Succinct Data Structures
1. Number of trees on $n$ nodes
- Binary trees
Catalan number $$C_{n} \equiv \frac{\binom{2n}{n}}{n+1}$$ 2. Ordinal trees
Defined as $$\text{child }1, \text{ child } 2, \text{ child } 3, \ \dots$$ To count the number of ordinal trees, we construct a mapping between ordinal trees and binary trees. The left child of every node will be the first child in the ordinal tree, but the the right child corresponds to the immediately right sibling.
2. Information-theoretic lower bound of representing a binary tree
- Definition of information-theoretic lower bound
Given a combinatorial object of $n$ elements where $u$ is the number of different such objects of size $n$, the information theoretic lower bound on the number of bits needed to represent such an object is $\log u$ bits (because we need to be able to distinguish the $u$ different objects).
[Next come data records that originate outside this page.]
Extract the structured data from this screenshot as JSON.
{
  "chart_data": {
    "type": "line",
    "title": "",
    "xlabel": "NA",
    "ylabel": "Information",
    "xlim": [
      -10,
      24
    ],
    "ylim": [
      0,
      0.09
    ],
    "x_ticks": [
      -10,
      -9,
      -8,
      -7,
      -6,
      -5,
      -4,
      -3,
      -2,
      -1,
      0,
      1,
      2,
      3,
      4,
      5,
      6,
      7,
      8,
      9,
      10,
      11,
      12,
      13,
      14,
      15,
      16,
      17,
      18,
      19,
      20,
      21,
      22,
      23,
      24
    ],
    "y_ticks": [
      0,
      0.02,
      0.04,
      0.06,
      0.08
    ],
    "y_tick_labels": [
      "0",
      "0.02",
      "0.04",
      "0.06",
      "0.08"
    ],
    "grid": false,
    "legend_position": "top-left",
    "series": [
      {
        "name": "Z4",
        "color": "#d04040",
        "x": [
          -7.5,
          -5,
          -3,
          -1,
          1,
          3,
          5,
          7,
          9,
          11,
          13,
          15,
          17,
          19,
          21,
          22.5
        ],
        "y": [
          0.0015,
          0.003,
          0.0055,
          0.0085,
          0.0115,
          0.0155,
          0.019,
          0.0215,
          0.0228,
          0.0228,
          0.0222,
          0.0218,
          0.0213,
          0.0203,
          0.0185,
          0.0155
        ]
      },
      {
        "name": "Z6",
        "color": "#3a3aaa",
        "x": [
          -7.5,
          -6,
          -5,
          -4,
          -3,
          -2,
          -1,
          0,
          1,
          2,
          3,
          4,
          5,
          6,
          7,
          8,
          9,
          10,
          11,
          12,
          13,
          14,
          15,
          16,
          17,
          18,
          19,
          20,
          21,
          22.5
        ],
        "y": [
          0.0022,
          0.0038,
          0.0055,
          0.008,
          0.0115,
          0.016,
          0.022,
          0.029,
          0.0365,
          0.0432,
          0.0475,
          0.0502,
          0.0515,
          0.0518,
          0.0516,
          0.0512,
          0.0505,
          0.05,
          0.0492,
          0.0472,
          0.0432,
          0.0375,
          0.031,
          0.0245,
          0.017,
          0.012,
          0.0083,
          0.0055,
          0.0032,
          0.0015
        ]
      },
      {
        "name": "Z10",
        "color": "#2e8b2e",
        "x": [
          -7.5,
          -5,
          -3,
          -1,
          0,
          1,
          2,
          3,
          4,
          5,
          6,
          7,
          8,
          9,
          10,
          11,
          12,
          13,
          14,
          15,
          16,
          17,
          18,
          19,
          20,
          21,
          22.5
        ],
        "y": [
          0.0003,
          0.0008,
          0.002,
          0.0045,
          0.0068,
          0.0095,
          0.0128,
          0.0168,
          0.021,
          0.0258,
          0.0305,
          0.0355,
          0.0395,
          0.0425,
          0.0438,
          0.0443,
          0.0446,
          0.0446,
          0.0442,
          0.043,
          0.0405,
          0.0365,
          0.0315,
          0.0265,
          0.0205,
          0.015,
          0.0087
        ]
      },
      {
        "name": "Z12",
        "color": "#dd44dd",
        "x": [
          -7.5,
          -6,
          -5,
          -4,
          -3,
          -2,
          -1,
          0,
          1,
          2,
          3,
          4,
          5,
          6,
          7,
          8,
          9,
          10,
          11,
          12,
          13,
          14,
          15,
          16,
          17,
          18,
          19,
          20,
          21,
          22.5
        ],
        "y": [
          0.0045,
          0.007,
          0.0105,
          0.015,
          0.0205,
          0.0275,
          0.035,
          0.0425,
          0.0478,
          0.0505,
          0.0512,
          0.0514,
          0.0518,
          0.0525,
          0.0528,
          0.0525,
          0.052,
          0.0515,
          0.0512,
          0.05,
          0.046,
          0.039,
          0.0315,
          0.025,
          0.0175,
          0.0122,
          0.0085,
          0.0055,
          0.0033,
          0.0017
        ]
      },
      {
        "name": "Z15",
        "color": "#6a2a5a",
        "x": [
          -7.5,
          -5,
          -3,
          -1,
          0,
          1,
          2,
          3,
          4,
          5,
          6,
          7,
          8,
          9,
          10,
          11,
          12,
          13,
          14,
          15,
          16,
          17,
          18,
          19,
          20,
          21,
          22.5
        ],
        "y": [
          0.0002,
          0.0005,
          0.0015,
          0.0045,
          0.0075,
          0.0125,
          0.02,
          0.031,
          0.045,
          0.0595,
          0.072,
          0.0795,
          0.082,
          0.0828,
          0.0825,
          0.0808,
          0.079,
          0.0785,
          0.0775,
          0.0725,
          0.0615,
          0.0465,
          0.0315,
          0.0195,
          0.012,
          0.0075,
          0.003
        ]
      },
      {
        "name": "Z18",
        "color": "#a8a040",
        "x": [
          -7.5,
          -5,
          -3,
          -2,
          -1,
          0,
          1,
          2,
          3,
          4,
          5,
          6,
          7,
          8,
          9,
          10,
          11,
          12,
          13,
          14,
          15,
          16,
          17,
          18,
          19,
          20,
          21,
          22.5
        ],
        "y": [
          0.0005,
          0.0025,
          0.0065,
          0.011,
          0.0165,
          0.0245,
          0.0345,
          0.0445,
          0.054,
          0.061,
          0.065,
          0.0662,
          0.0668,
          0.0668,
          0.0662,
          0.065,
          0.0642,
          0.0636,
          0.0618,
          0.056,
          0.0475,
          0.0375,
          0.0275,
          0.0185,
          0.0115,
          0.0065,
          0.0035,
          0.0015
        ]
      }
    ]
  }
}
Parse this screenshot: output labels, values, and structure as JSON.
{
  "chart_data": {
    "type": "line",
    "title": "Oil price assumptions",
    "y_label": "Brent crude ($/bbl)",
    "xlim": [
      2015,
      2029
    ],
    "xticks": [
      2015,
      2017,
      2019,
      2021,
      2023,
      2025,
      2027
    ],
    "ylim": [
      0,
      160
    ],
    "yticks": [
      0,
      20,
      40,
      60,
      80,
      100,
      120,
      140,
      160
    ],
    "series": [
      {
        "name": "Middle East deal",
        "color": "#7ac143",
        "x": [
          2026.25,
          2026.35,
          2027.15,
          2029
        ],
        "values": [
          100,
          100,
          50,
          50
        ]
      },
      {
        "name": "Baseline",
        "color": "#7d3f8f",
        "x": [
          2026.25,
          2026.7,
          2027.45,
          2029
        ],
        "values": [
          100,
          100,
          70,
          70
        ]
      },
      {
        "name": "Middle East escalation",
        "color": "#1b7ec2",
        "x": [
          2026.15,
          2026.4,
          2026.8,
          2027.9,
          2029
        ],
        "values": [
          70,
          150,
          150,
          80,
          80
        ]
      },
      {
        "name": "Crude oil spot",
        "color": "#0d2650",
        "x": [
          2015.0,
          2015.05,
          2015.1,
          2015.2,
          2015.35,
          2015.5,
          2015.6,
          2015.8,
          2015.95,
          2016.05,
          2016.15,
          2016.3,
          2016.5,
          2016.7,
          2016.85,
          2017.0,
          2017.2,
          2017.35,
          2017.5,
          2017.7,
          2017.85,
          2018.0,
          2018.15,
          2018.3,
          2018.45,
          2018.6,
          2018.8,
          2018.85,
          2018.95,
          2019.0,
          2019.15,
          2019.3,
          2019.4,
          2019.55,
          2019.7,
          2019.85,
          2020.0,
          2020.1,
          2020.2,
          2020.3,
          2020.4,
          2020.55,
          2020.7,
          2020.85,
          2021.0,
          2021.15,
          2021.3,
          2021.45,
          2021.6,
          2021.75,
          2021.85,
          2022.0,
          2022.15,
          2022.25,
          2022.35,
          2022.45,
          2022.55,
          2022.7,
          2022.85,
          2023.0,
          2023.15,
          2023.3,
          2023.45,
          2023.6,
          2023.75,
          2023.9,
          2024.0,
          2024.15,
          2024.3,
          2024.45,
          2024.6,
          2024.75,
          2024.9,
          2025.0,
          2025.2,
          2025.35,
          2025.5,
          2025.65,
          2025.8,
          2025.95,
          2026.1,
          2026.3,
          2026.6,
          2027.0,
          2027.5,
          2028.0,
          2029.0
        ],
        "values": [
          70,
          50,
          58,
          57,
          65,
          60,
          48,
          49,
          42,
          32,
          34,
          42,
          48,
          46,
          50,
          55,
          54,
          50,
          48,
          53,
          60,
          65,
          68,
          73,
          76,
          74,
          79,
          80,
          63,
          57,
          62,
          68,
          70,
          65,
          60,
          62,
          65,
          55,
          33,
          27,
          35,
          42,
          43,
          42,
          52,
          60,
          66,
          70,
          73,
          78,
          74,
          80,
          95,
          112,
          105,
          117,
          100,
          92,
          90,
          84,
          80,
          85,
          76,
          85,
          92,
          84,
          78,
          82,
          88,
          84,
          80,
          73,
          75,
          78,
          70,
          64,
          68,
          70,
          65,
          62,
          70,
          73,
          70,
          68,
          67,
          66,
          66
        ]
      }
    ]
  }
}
- Binary trees $$\begin{aligned} \log C_{n} &= \log\left( \frac{(2n)!}{(n!)^2} \right) - \log(n+1) \ &= \log(2n)! - 2 \log n! - \log(n+1) \ &= 2n \log(2n) - 2n \log n + o(n) & \text{(Sterling's approximation)} \ & = 2n(\log(n+1)) - 2n \log n + o(n) \ &= 2n + O(n) \end{aligned}$$ Now, recall that $$\frac{\binom{2n}{n}}{(n+1)} \approx C \cdot \frac{2^{2n}}{n^{\frac{3}{2}}}$$ This allows us to turn $2n + O(n)$ into $$2n - \frac{3}{2} \log n + O(1)$$ $\rightarrow$ Trees can be represented in $2n$ bits!
But, can we still manage to navigate them when they're represented that succinctly?
3. Level-order representation of binary trees
Append an external node for each missing child. For each node in level order, write $0$ if external, $1$ if internal
This takes $2n+1$ bits.
- Navigation
Claim: The left and right children of the $i$th internal node are at positions $2i$ and $2i+1$ in the bit vector.
Proof:
Induction on $i$.
This is clearly true for $i=1$ (root). For $i > 1$, by the induction hypothesis, the children of the $(i-1)$st internal node are at positions $2(i-1) = 2i - 2$ and $(2(i-1)) + 1 = 2i-1$.
Visually, this presents us with two cases:
- The $(i-1)$st and $i$th internal nodes are the same level
- The $(i-1)$st and $i$th internal nodes are not on the same level
Level ordering is preserved in children, i.e. $A$'s children precede $B$'s children in level order $\iff$ $A$ precedes $B$ in level order. All nodes between the $(i-1)$st internal node and the $i$th internal node are external nodes with no children, so the children of the $i$th internal node immediately follow children of the $(i-1)$st. So, they must be at positions $2i$ and $2i+1$.
Using the following definitions of rank and select $\text{rank}{1}(i) =$ the number of $1$s up to and including position $i$ $\text{select}{1}(j) =$ the position of the $j$th $1$-bit
We can identify each node by its position in the bit vector as $\text{left-child}(i) = 2 \cdot \text{rank}{1}(i)$ $\text{right-child}(i) = 2 \cdot \text{rank}{1}(i) + 1$ $\text{parent}(i) = 2 \cdot \text{select}_{1}\left( \left\lfloor \frac{i}{2} \right\rfloor \right)$
But how do we implement $\text{rank}$?
First, split the bit vector into $(\log^2n)$-bit superblocks
Then, split each superblock into $\frac{1}{2} \log n$-bit blocks
Use a lookup table for bit vectors of length $\frac{1}{2} \log n$. For any possible bit vector of length $\frac{1}{2} \log n$, and for each of its positions, store the answer.
Finally, define $\text{rank}$ as $$\begin{aligned} \text{rank of superblock} \ + \quad \text{relative rank of block within superblock} \ + \quad \text{relative rank of element within block} \end{aligned}$$
Allowing us to computer it in $O(1)$ time. Note that we can follow a similar process for $\text{select}$.
This allows us to conclude that we can represent a binary tree in $2n + o(n)$ bits, and access the $\text{left-child}, \ \text{right-child}, \ \text{parent}$ in $O(1)$ time.